Komandan Pusat Penerbangan TNI AL (Danpuspenerbal) Laksma TNI Bayu Alisyahbana dalam konferensi pers di Mako Lanudal Juanda menyatakan bahwa penggagalan tersebut berawal dari informasi intelijen yang ditindaklanjuti dengan pemeriksaan paket kargo dari PT SAP oleh Regulated Agent (RA) PT MKN. Meski awalnya tak ditemukan indikasi mencurigakan karena barang dicampur dengan makanan ringan, pemeriksaan intensif menemukan 74 koli rokok non cukai seberat total 1.416 kg yang rencananya akan dikirim ke Makassar menggunakan pesawat Lion Air dan Sriwijaya Air.

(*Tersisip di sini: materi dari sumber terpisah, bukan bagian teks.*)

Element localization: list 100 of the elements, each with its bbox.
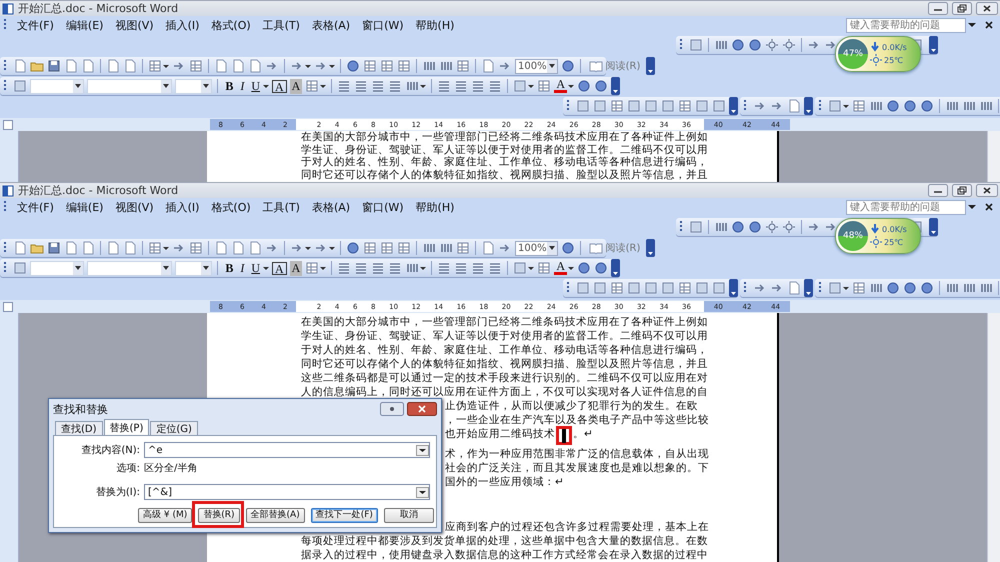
format-button[interactable]: B	[223, 260, 236, 276]
restore-button[interactable]	[952, 184, 972, 197]
sun-icon[interactable]	[765, 220, 779, 234]
lines-icon[interactable]	[488, 261, 502, 275]
close-button[interactable]	[407, 402, 437, 416]
grid-icon[interactable]	[610, 281, 624, 295]
bars-icon[interactable]	[714, 220, 728, 234]
circle-icon[interactable]	[594, 79, 608, 93]
menu-item[interactable]: 表格(A)	[306, 198, 356, 216]
square-icon[interactable]	[695, 99, 709, 113]
format-button[interactable]: U	[249, 260, 262, 276]
page-icon[interactable]	[231, 59, 245, 73]
dialog-button[interactable]: 高级 ¥ (M)	[138, 508, 192, 523]
square-icon[interactable]	[689, 38, 703, 52]
grid-icon[interactable]	[189, 241, 203, 255]
lines-icon[interactable]	[454, 79, 468, 93]
lines-icon[interactable]	[488, 79, 502, 93]
grid-icon[interactable]	[189, 59, 203, 73]
minimize-button[interactable]	[928, 2, 948, 15]
format-button[interactable]: A	[290, 78, 302, 94]
bars-icon[interactable]	[945, 99, 959, 113]
menu-item[interactable]: 视图(V)	[110, 198, 159, 216]
page-icon[interactable]	[123, 241, 137, 255]
close-button[interactable]	[976, 184, 998, 197]
scroll-bar[interactable]	[987, 131, 1000, 182]
circle-icon[interactable]	[903, 99, 917, 113]
menu-item[interactable]: 插入(I)	[160, 198, 204, 216]
page-icon[interactable]	[481, 59, 495, 73]
dialog-button[interactable]: 查找下一处(F)	[310, 508, 378, 523]
scroll-bar[interactable]	[987, 313, 1000, 562]
find-what-field[interactable]: ^e	[144, 442, 430, 458]
square-icon[interactable]	[13, 79, 27, 93]
menu-item[interactable]: 格式(O)	[206, 16, 256, 34]
toolbar-options-button[interactable]	[646, 57, 656, 75]
page-icon[interactable]	[214, 59, 228, 73]
bars-icon[interactable]	[869, 281, 883, 295]
page-icon[interactable]	[106, 241, 120, 255]
square-icon[interactable]	[627, 281, 641, 295]
square-icon[interactable]	[13, 261, 27, 275]
toolbar-options-button[interactable]	[804, 97, 813, 115]
square-icon[interactable]	[576, 99, 590, 113]
lines-icon[interactable]	[437, 261, 452, 275]
menu-item[interactable]: 表格(A)	[306, 16, 356, 34]
circle-icon[interactable]	[346, 241, 360, 255]
help-search-field[interactable]: 键入需要帮助的问题	[846, 18, 966, 32]
menu-item[interactable]: 工具(T)	[258, 16, 305, 34]
dialog-button[interactable]: 替换(R)	[198, 508, 240, 523]
page-icon[interactable]	[106, 59, 120, 73]
page-icon[interactable]	[248, 59, 262, 73]
lines-icon[interactable]	[437, 79, 452, 93]
circle-icon[interactable]	[560, 241, 575, 255]
grid-icon[interactable]	[397, 241, 411, 255]
square-icon[interactable]	[576, 281, 590, 295]
toolbar-options-button[interactable]	[729, 97, 738, 115]
help-button[interactable]	[380, 402, 404, 416]
bars-icon[interactable]	[945, 281, 959, 295]
format-button[interactable]: B	[223, 78, 236, 94]
grid-icon[interactable]	[363, 59, 377, 73]
minimize-button[interactable]	[928, 184, 948, 197]
circle-icon[interactable]	[886, 281, 900, 295]
bars-icon[interactable]	[979, 99, 993, 113]
bars-icon[interactable]	[439, 59, 453, 73]
bars-icon[interactable]	[405, 79, 420, 93]
square-icon[interactable]	[661, 99, 675, 113]
bars-icon[interactable]	[869, 99, 883, 113]
format-button[interactable]: I	[238, 78, 246, 94]
toolbar-options-button[interactable]	[929, 218, 938, 236]
menu-item[interactable]: 编辑(E)	[60, 198, 108, 216]
circle-icon[interactable]	[920, 281, 934, 295]
square-icon[interactable]	[644, 99, 658, 113]
tab-selector-button[interactable]	[3, 302, 13, 312]
menu-item[interactable]: 工具(T)	[258, 198, 305, 216]
combo-box[interactable]	[174, 78, 212, 94]
menu-item[interactable]: 帮助(H)	[410, 198, 460, 216]
tab-selector-button[interactable]	[3, 120, 13, 130]
grid-icon[interactable]	[456, 59, 470, 73]
circle-icon[interactable]	[731, 220, 745, 234]
toolbar-options-button[interactable]	[611, 77, 620, 95]
circle-icon[interactable]	[577, 79, 592, 93]
sun-icon[interactable]	[765, 38, 779, 52]
dialog-tab[interactable]: 替换(P)	[104, 419, 150, 435]
bars-icon[interactable]	[405, 261, 420, 275]
circle-icon[interactable]	[594, 261, 608, 275]
format-button[interactable]: A	[272, 262, 287, 274]
lines-icon[interactable]	[337, 261, 352, 275]
page-icon[interactable]	[231, 241, 245, 255]
lines-icon[interactable]	[354, 79, 368, 93]
menu-item[interactable]: 文件(F)	[12, 16, 59, 34]
lines-icon[interactable]	[471, 261, 486, 275]
square-icon[interactable]	[627, 99, 641, 113]
help-search-field[interactable]: 键入需要帮助的问题	[846, 200, 966, 214]
bars-icon[interactable]	[422, 59, 436, 73]
toolbar-options-button[interactable]	[729, 279, 738, 297]
menu-item[interactable]: 视图(V)	[110, 16, 159, 34]
dialog-button[interactable]: 取消	[384, 508, 434, 523]
page-icon[interactable]	[123, 59, 137, 73]
bars-icon[interactable]	[979, 281, 993, 295]
circle-icon[interactable]	[731, 38, 745, 52]
dialog-button[interactable]: 全部替换(A)	[246, 508, 305, 523]
toolbar-options-button[interactable]	[611, 259, 620, 277]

“Nilai kerugian negara akibat pengiriman ilegal ini mencapai lebih dari Rp714 juta. Seluruh barang bukti kini diamankan di Denpom Lanudal Juanda untuk pendalaman lebih lanjut,” ujar Bayu.
Pengiriman ini melanggar UU Nomor 39 Tahun 2007 tentang Cukai Pasal 54, yang mengancam pelaku dengan pidana penjara 1–5 tahun dan/atau denda dua hingga sepuluh kali nilai cukai.
Danpuspenerbal menegaskan bahwa keberhasilan ini menunjukkan komitmen TNI AL, khususnya Lanudal Juanda, dalam menjaga keamanan Bandara Juanda sebagai obyek vital nasional. Ia juga mengapresiasi sinergi seluruh pihak, termasuk Bea Cukai, Angkasa Pura, dan stakeholders lainnya.
“Ini bentuk soliditas dan keseriusan kami menjaga wilayah Bandara dari aktivitas ilegal,” tegasnya.